Abstract
THIS is the first part of an extended treatise, and it discusses Fluid Pressure and the Calculation of its Effect in Engineering Structures. The treatment of the subject is refreshing and stimulating, by contrast with the arid methods of our scholastic text-books. The illustrations of the abstract theory are taken from actual problems on a large scale, which appeal to the engineering student, to whom this treatise is addressed. A striking novelty is the discussion in Chapters iv. and vi. of the buckling tendency in straight pipes under uniform fluid pressure. Although the material of the pipe carries no longitudinal thrust, the conditions of stability are exactly the same as in Euler's theory of the bending of a column. This paradoxical fact is discussed theoretically, and its experimental verification is described in an Appendix. Chapter v. is on Fluid Arches, and shows how the pressure in a main, forming a tubular arch, can be used to assist the stability. We are reminded of Prof. Fitzgerald's suggestions of inflated structures and columns, and the pneumatic system of architecture, in which the strength is kept up by compressed air, pumped in at intervals as required, as in the tires of our bicycles.

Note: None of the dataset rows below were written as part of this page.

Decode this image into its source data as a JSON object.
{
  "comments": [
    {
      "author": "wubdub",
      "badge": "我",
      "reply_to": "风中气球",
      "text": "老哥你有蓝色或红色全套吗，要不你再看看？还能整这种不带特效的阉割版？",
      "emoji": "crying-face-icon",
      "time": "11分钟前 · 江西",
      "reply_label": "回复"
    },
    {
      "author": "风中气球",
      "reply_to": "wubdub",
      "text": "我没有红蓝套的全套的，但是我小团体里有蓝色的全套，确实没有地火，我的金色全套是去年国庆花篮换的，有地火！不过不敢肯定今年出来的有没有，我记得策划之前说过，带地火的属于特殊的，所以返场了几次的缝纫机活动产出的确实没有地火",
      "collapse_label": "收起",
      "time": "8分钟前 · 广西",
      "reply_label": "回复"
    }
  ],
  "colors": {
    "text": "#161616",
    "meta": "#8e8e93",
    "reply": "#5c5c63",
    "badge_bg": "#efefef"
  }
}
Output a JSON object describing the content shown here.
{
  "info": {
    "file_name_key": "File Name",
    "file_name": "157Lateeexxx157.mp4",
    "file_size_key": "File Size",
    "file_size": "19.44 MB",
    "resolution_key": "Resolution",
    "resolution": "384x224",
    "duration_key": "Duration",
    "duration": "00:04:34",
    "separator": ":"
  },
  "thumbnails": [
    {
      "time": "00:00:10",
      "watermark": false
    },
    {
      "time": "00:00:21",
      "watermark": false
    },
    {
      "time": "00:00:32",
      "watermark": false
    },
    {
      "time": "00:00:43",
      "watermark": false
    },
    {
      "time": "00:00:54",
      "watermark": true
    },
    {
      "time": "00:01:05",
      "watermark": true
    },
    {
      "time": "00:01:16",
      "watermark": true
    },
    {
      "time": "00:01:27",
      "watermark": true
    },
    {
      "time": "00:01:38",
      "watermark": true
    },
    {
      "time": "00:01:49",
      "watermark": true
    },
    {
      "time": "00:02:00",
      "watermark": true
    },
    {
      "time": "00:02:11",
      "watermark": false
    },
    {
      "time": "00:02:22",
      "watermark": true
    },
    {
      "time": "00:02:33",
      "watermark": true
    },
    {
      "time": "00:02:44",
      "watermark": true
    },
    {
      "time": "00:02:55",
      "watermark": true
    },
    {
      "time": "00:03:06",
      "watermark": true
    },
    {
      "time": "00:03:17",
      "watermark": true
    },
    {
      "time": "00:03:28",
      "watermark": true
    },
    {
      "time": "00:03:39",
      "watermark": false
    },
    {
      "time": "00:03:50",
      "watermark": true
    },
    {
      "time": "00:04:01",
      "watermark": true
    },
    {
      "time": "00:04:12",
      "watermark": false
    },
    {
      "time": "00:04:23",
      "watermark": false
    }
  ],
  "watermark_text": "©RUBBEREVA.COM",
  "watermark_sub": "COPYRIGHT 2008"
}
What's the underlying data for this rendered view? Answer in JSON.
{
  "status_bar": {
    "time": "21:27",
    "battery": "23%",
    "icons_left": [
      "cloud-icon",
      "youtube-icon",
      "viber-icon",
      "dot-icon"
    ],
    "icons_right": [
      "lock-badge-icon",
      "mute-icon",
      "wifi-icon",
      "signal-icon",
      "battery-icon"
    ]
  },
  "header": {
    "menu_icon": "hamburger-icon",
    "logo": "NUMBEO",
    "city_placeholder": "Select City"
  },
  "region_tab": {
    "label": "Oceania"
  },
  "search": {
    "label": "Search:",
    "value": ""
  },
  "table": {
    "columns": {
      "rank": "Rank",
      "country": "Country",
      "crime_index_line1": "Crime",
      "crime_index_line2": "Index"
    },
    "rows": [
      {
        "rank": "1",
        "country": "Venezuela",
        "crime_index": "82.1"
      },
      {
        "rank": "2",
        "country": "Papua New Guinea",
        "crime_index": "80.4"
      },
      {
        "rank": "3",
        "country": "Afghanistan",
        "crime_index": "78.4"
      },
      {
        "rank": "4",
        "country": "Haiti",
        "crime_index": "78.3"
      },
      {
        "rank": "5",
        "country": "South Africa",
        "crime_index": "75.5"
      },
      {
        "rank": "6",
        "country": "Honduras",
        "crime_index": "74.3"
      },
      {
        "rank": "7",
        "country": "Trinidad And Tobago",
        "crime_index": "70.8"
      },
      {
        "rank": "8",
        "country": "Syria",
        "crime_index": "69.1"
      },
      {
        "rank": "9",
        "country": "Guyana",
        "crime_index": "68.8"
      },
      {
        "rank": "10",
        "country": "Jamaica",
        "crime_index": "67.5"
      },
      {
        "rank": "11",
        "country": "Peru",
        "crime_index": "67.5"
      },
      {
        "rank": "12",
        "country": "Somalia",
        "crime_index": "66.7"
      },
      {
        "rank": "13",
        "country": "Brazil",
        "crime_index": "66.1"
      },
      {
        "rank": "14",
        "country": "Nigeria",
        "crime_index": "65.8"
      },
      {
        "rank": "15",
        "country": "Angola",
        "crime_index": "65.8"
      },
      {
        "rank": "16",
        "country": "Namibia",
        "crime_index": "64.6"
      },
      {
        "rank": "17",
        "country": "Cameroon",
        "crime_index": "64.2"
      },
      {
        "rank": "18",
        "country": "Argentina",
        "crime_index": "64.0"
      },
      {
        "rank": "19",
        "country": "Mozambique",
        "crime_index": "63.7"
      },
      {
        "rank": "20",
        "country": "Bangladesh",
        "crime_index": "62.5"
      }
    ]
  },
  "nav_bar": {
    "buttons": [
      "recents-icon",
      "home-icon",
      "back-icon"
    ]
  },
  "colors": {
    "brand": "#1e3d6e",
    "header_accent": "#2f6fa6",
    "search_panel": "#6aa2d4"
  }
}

A short account of Prof. Fitzgerald's theory will be found in the recent edition of Perry's “Applied Mechanics.” Chapters viii. and ix. treat of the equilibrium and stability and bending stresses of floating bodies, not from the point of view of the Naval Architect, but as required by the Civil Engineer in the design of pontoons, bridge-caissons, and gas-holders.
Calculations in Hydraulic Engineering.
By T. Claxton Fidler, Professor of Engineering, University College, Dundee. Part i. Pp. xii + 155. (London: Longmans, Green, and Co., 1898.)